Pour Mordehaï Aviam, un indice de taille a été mis au jour l’an dernier pour confirmer qu’il s’agit bien de Julias, qui a succédé à Bethsaïde. « Nous avons mis au jour des fragments de poterie, des pièces de monnaie, ainsi que les vestiges d’un bain public, ce qui tend à prouver qu’il ne s’agissait pas d’un petit village, mais d’une localité pouvant correspondre à Julias », expliquait alors l’archéologue à l’AFP. De fait, les bains publics attestent de l’existence d’une culture urbaine loin du mode de vie plus simple d’un village de pêcheurs. Et d’après Flavius Josèphe, Julias confirmerait donc l’existence d’une ville romaine édifiée sur ce qui fut le village de Bethsaïde. En outre, près du bain public découvert, les archéologues ont également trouvé un mur de mosaïques. Ceux-ci semblent indiquer qu’une église – certainement richement décorée et ornée – se tenait un jour à cet endroit. Or, Saint Willibald, le premier évêque d’Eichstätt, en Bavière, qui a visité la Terre Sainte en 725 après Jésus-Christ, raconte avoir visité « l’église des apôtres » à Bethsaïde (d’époque byzantine). Là où aurait alors été initialement posé le fameux reliquaire de trois des douze apôtres de Jésus… CQFD ? Presque.
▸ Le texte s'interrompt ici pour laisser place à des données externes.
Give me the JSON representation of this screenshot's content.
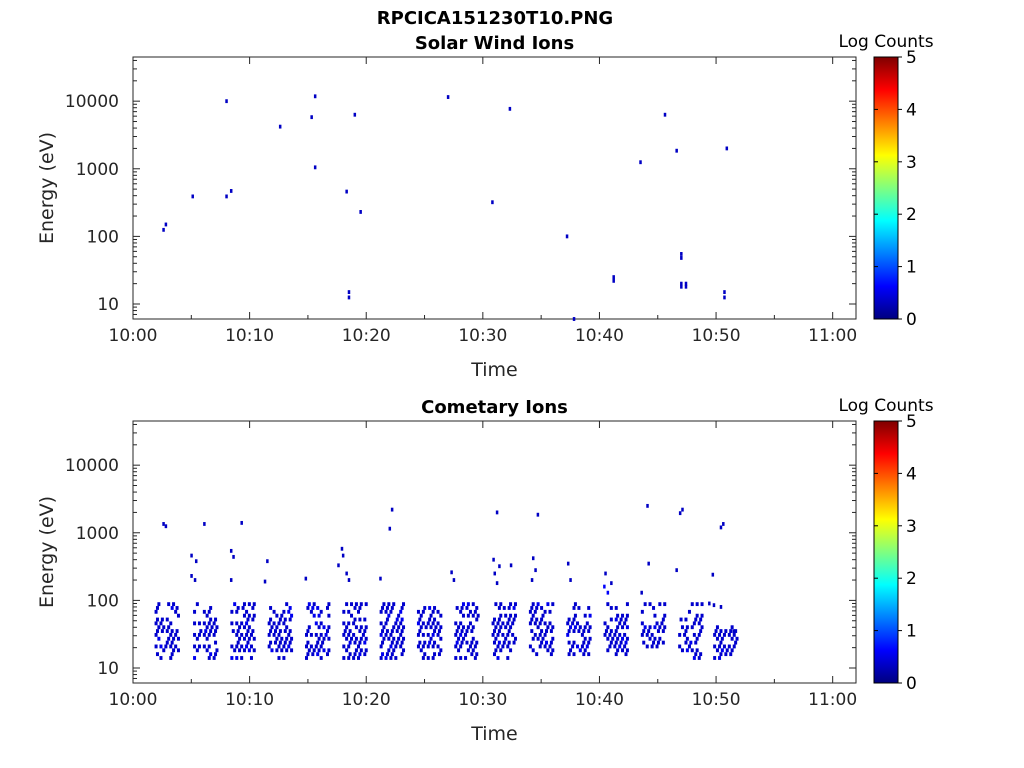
{
  "figure_title": "RPCICA151230T10.PNG",
  "colors": {
    "low": "#00008f",
    "mid_blue": "#0000cf",
    "bright_blue": "#1a3cff",
    "axis": "#262626"
  },
  "chart_data": [
    {
      "type": "heatmap",
      "title": "Solar Wind Ions",
      "xlabel": "Time",
      "ylabel": "Energy (eV)",
      "xlim": [
        "10:00",
        "11:02"
      ],
      "x_ticks": [
        "10:00",
        "10:10",
        "10:20",
        "10:30",
        "10:40",
        "10:50",
        "11:00"
      ],
      "y_scale": "log",
      "ylim": [
        6,
        45000
      ],
      "y_ticks": [
        "10",
        "100",
        "1000",
        "10000"
      ],
      "colorbar": {
        "label": "Log Counts",
        "range": [
          0,
          5
        ],
        "ticks": [
          "0",
          "1",
          "2",
          "3",
          "4",
          "5"
        ],
        "colormap": "jet"
      },
      "points": [
        {
          "t": 2.6,
          "e": 125,
          "c": 0.3
        },
        {
          "t": 2.8,
          "e": 150,
          "c": 0.3
        },
        {
          "t": 5.1,
          "e": 390,
          "c": 0.3
        },
        {
          "t": 8.0,
          "e": 10000,
          "c": 0.3
        },
        {
          "t": 8.0,
          "e": 390,
          "c": 0.3
        },
        {
          "t": 8.4,
          "e": 470,
          "c": 0.3
        },
        {
          "t": 12.6,
          "e": 4200,
          "c": 0.3
        },
        {
          "t": 15.3,
          "e": 5800,
          "c": 0.3
        },
        {
          "t": 15.6,
          "e": 11800,
          "c": 0.3
        },
        {
          "t": 15.6,
          "e": 1050,
          "c": 0.3
        },
        {
          "t": 18.3,
          "e": 460,
          "c": 0.3
        },
        {
          "t": 18.5,
          "e": 15,
          "c": 0.3
        },
        {
          "t": 18.5,
          "e": 12.5,
          "c": 0.3
        },
        {
          "t": 19.0,
          "e": 6300,
          "c": 0.3
        },
        {
          "t": 19.5,
          "e": 230,
          "c": 0.3
        },
        {
          "t": 27.0,
          "e": 11500,
          "c": 0.3
        },
        {
          "t": 30.8,
          "e": 320,
          "c": 0.3
        },
        {
          "t": 32.3,
          "e": 7700,
          "c": 0.3
        },
        {
          "t": 37.2,
          "e": 100,
          "c": 0.3
        },
        {
          "t": 37.8,
          "e": 6,
          "c": 0.3
        },
        {
          "t": 41.2,
          "e": 25,
          "c": 0.3
        },
        {
          "t": 41.2,
          "e": 22,
          "c": 0.3
        },
        {
          "t": 43.5,
          "e": 1250,
          "c": 0.3
        },
        {
          "t": 45.6,
          "e": 6300,
          "c": 0.3
        },
        {
          "t": 46.6,
          "e": 1850,
          "c": 0.3
        },
        {
          "t": 47.0,
          "e": 55,
          "c": 0.3
        },
        {
          "t": 47.0,
          "e": 48,
          "c": 0.3
        },
        {
          "t": 47.0,
          "e": 20,
          "c": 0.3
        },
        {
          "t": 47.0,
          "e": 18,
          "c": 0.3
        },
        {
          "t": 47.4,
          "e": 20,
          "c": 0.3
        },
        {
          "t": 47.4,
          "e": 18,
          "c": 0.3
        },
        {
          "t": 50.7,
          "e": 15,
          "c": 0.3
        },
        {
          "t": 50.7,
          "e": 12.5,
          "c": 0.3
        },
        {
          "t": 50.9,
          "e": 2000,
          "c": 0.3
        }
      ]
    },
    {
      "type": "heatmap",
      "title": "Cometary Ions",
      "xlabel": "Time",
      "ylabel": "Energy (eV)",
      "xlim": [
        "10:00",
        "11:02"
      ],
      "x_ticks": [
        "10:00",
        "10:10",
        "10:20",
        "10:30",
        "10:40",
        "10:50",
        "11:00"
      ],
      "y_scale": "log",
      "ylim": [
        6,
        45000
      ],
      "y_ticks": [
        "10",
        "100",
        "1000",
        "10000"
      ],
      "colorbar": {
        "label": "Log Counts",
        "range": [
          0,
          5
        ],
        "ticks": [
          "0",
          "1",
          "2",
          "3",
          "4",
          "5"
        ],
        "colormap": "jet"
      },
      "points": [
        {
          "t": 2.6,
          "e": 1350,
          "c": 0.3
        },
        {
          "t": 2.8,
          "e": 1250,
          "c": 0.3
        },
        {
          "t": 5.0,
          "e": 460,
          "c": 0.3
        },
        {
          "t": 5.4,
          "e": 380,
          "c": 0.3
        },
        {
          "t": 5.0,
          "e": 230,
          "c": 0.3
        },
        {
          "t": 5.3,
          "e": 200,
          "c": 0.3
        },
        {
          "t": 6.1,
          "e": 1350,
          "c": 0.3
        },
        {
          "t": 8.4,
          "e": 540,
          "c": 0.3
        },
        {
          "t": 8.6,
          "e": 440,
          "c": 0.3
        },
        {
          "t": 8.4,
          "e": 200,
          "c": 0.3
        },
        {
          "t": 9.3,
          "e": 1400,
          "c": 0.3
        },
        {
          "t": 11.5,
          "e": 380,
          "c": 0.3
        },
        {
          "t": 11.3,
          "e": 190,
          "c": 0.3
        },
        {
          "t": 14.8,
          "e": 210,
          "c": 0.3
        },
        {
          "t": 17.9,
          "e": 580,
          "c": 0.3
        },
        {
          "t": 18.0,
          "e": 460,
          "c": 0.3
        },
        {
          "t": 17.6,
          "e": 330,
          "c": 0.3
        },
        {
          "t": 18.3,
          "e": 250,
          "c": 0.3
        },
        {
          "t": 18.5,
          "e": 200,
          "c": 0.3
        },
        {
          "t": 21.2,
          "e": 210,
          "c": 0.3
        },
        {
          "t": 22.2,
          "e": 2200,
          "c": 0.3
        },
        {
          "t": 22.0,
          "e": 1150,
          "c": 0.3
        },
        {
          "t": 27.3,
          "e": 260,
          "c": 0.3
        },
        {
          "t": 27.5,
          "e": 200,
          "c": 0.3
        },
        {
          "t": 31.2,
          "e": 2000,
          "c": 0.3
        },
        {
          "t": 30.9,
          "e": 400,
          "c": 0.3
        },
        {
          "t": 31.4,
          "e": 320,
          "c": 0.3
        },
        {
          "t": 31.0,
          "e": 250,
          "c": 0.3
        },
        {
          "t": 31.2,
          "e": 180,
          "c": 0.3
        },
        {
          "t": 32.4,
          "e": 330,
          "c": 0.3
        },
        {
          "t": 34.7,
          "e": 1850,
          "c": 0.3
        },
        {
          "t": 34.3,
          "e": 420,
          "c": 0.3
        },
        {
          "t": 34.5,
          "e": 280,
          "c": 0.3
        },
        {
          "t": 34.2,
          "e": 200,
          "c": 0.3
        },
        {
          "t": 37.3,
          "e": 350,
          "c": 0.3
        },
        {
          "t": 37.5,
          "e": 200,
          "c": 0.3
        },
        {
          "t": 40.5,
          "e": 250,
          "c": 0.3
        },
        {
          "t": 40.4,
          "e": 160,
          "c": 0.9
        },
        {
          "t": 40.7,
          "e": 130,
          "c": 0.9
        },
        {
          "t": 41.0,
          "e": 180,
          "c": 0.3
        },
        {
          "t": 44.1,
          "e": 2500,
          "c": 0.3
        },
        {
          "t": 44.2,
          "e": 350,
          "c": 0.3
        },
        {
          "t": 43.6,
          "e": 130,
          "c": 0.3
        },
        {
          "t": 46.6,
          "e": 280,
          "c": 0.3
        },
        {
          "t": 47.1,
          "e": 2200,
          "c": 0.3
        },
        {
          "t": 46.9,
          "e": 1950,
          "c": 0.3
        },
        {
          "t": 49.7,
          "e": 240,
          "c": 0.3
        },
        {
          "t": 50.6,
          "e": 1350,
          "c": 0.3
        },
        {
          "t": 50.4,
          "e": 1200,
          "c": 0.3
        },
        {
          "t": 49.4,
          "e": 90,
          "c": 0.3
        },
        {
          "t": 49.8,
          "e": 85,
          "c": 0.3
        },
        {
          "t": 50.4,
          "e": 80,
          "c": 0.3
        },
        {
          "t": 51.5,
          "e": 35,
          "c": 0.3
        }
      ],
      "ridges": [
        {
          "t": 2.1,
          "emin": 13,
          "emax": 90
        },
        {
          "t": 5.4,
          "emin": 13,
          "emax": 90
        },
        {
          "t": 8.6,
          "emin": 13,
          "emax": 90
        },
        {
          "t": 11.8,
          "emin": 13,
          "emax": 90
        },
        {
          "t": 15.0,
          "emin": 13,
          "emax": 90
        },
        {
          "t": 18.2,
          "emin": 13,
          "emax": 90
        },
        {
          "t": 21.4,
          "emin": 13,
          "emax": 90
        },
        {
          "t": 24.6,
          "emin": 13,
          "emax": 75
        },
        {
          "t": 27.8,
          "emin": 13,
          "emax": 90
        },
        {
          "t": 31.0,
          "emin": 13,
          "emax": 90
        },
        {
          "t": 34.2,
          "emin": 14,
          "emax": 90
        },
        {
          "t": 37.4,
          "emin": 15,
          "emax": 90
        },
        {
          "t": 40.6,
          "emin": 15,
          "emax": 90
        },
        {
          "t": 43.8,
          "emin": 18,
          "emax": 90
        },
        {
          "t": 47.0,
          "emin": 13,
          "emax": 90
        },
        {
          "t": 50.0,
          "emin": 13,
          "emax": 40
        }
      ]
    }
  ]
}
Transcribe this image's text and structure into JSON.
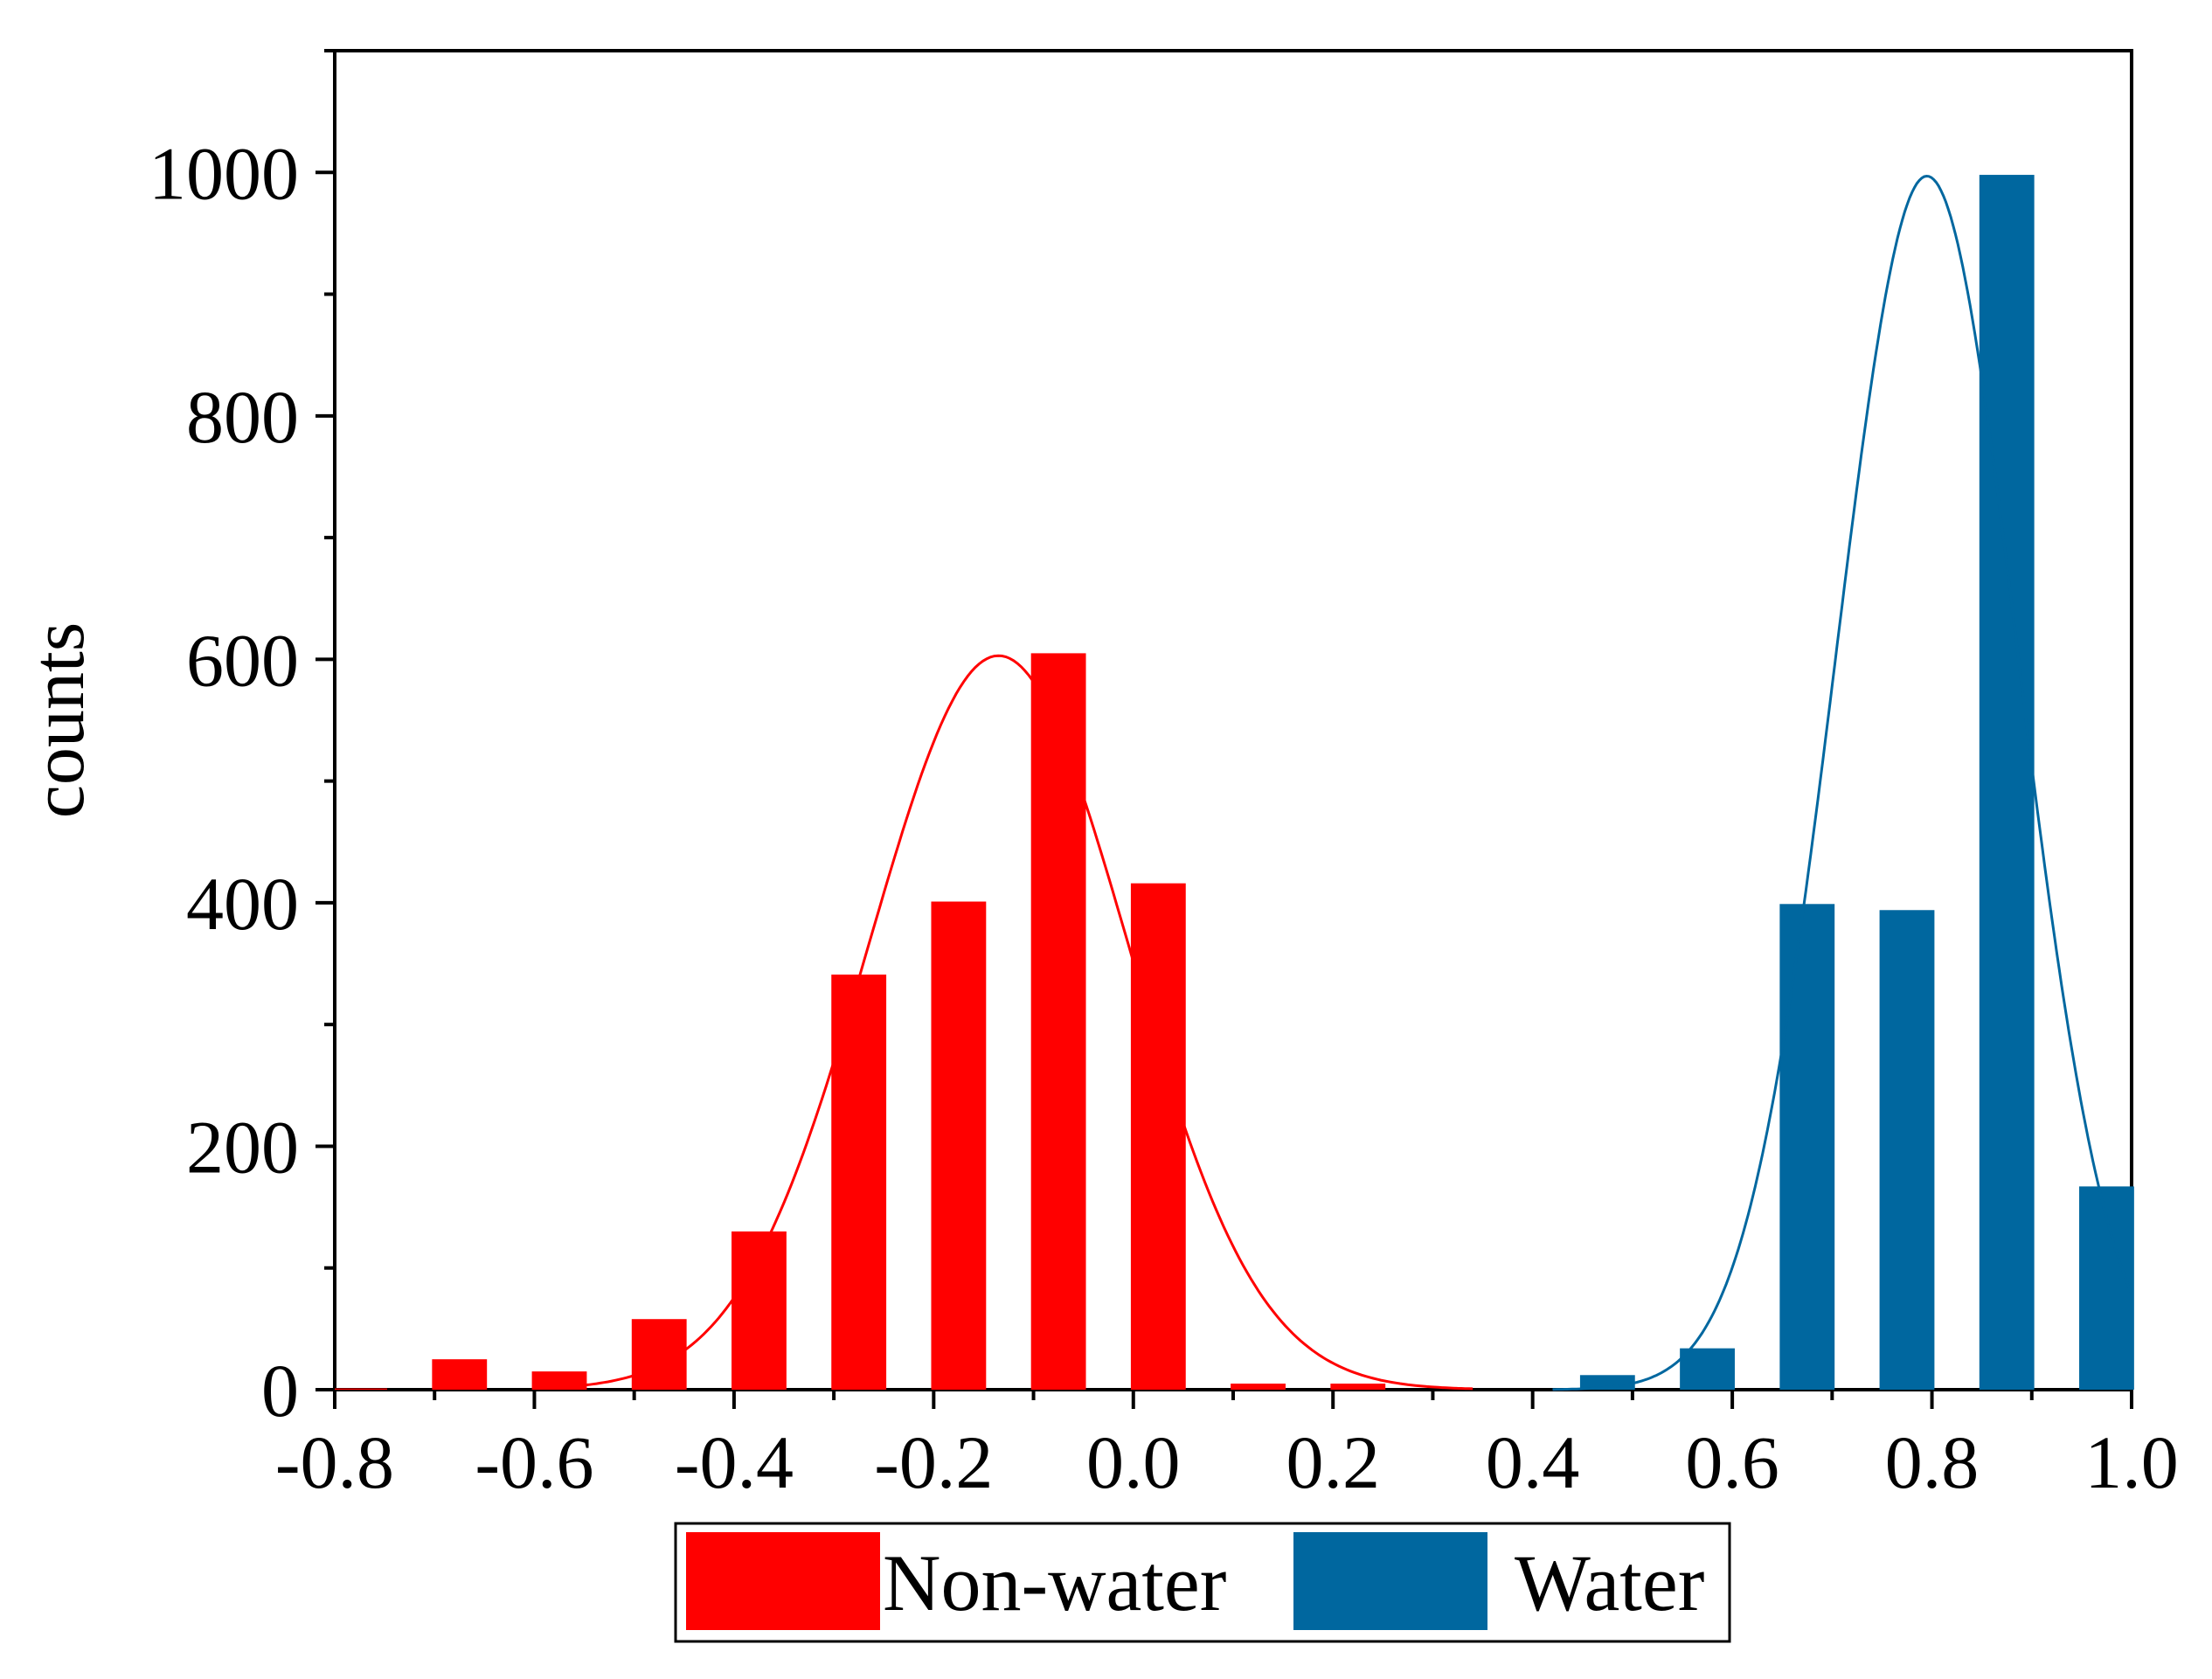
{
  "chart_data": {
    "type": "bar",
    "title": "",
    "xlabel": "",
    "ylabel": "counts",
    "xlim": [
      -0.8,
      1.0
    ],
    "ylim": [
      0,
      1100
    ],
    "bar_width": 0.055,
    "x_ticks": [
      "-0.8",
      "-0.6",
      "-0.4",
      "-0.2",
      "0.0",
      "0.2",
      "0.4",
      "0.6",
      "0.8",
      "1.0"
    ],
    "x_tick_values": [
      -0.8,
      -0.6,
      -0.4,
      -0.2,
      0.0,
      0.2,
      0.4,
      0.6,
      0.8,
      1.0
    ],
    "y_ticks": [
      "0",
      "200",
      "400",
      "600",
      "800",
      "1000"
    ],
    "y_tick_values": [
      0,
      200,
      400,
      600,
      800,
      1000
    ],
    "legend_position": "bottom-center",
    "series": [
      {
        "name": "Non-water",
        "color": "#ff0000",
        "x": [
          -0.775,
          -0.675,
          -0.575,
          -0.475,
          -0.375,
          -0.275,
          -0.175,
          -0.075,
          0.025,
          0.125,
          0.225
        ],
        "values": [
          1,
          25,
          15,
          58,
          130,
          341,
          401,
          605,
          416,
          5,
          5
        ],
        "fit": {
          "type": "gaussian",
          "mean": -0.135,
          "sigma": 0.13,
          "peak": 603,
          "range": [
            -0.58,
            0.34
          ]
        }
      },
      {
        "name": "Water",
        "color": "#00679f",
        "x": [
          0.475,
          0.575,
          0.675,
          0.775,
          0.875,
          0.975
        ],
        "values": [
          12,
          34,
          399,
          394,
          998,
          167
        ],
        "fit": {
          "type": "gaussian",
          "mean": 0.795,
          "sigma": 0.091,
          "peak": 997,
          "range": [
            0.42,
            1.0
          ]
        }
      }
    ]
  }
}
Car dans son récit, l’évêque Willibald mentionne seulement l’église de deux apôtres, Philippe et André : il ne cite pas Pierre. « Mais je suis convaincu que l’église était celle de trois apôtres », confie toutefois Mordechaï Aviam. « Pourquoi y aurait-il sinon trois cavités dans la roche », s’interroge-t-il.

Certes, les archéologues d’El-Araj n’ont pas (encore ?) trouvé la structure de l’église byzantine qu’évoque dans son récit de pèlerinage Saint Willibald, mais ils ont sorti de terre l’an passé une quantité de petites pierres de mosaïque et nombre de cubes de verre dorés dont seules les églises les plus riches pouvaient se doter. Ils ont également identifié des fragments de meubles en marbre. Or, « il n’y a pas de marbre en Israël. Il faut l’importer », a déclaré Mordechaï Aviam dans le Haaretz, ce qui témoigne également de la richesse de l’église. Et surtout de son importance. Surtout s’il s’agissait de faire mémoire des trois apôtres de Jésus, André, Pierre et Philippe.

Suite au prochain épisode. Les fouilles reprendront effectivement en 2019 du 16 juin au 11 juillet.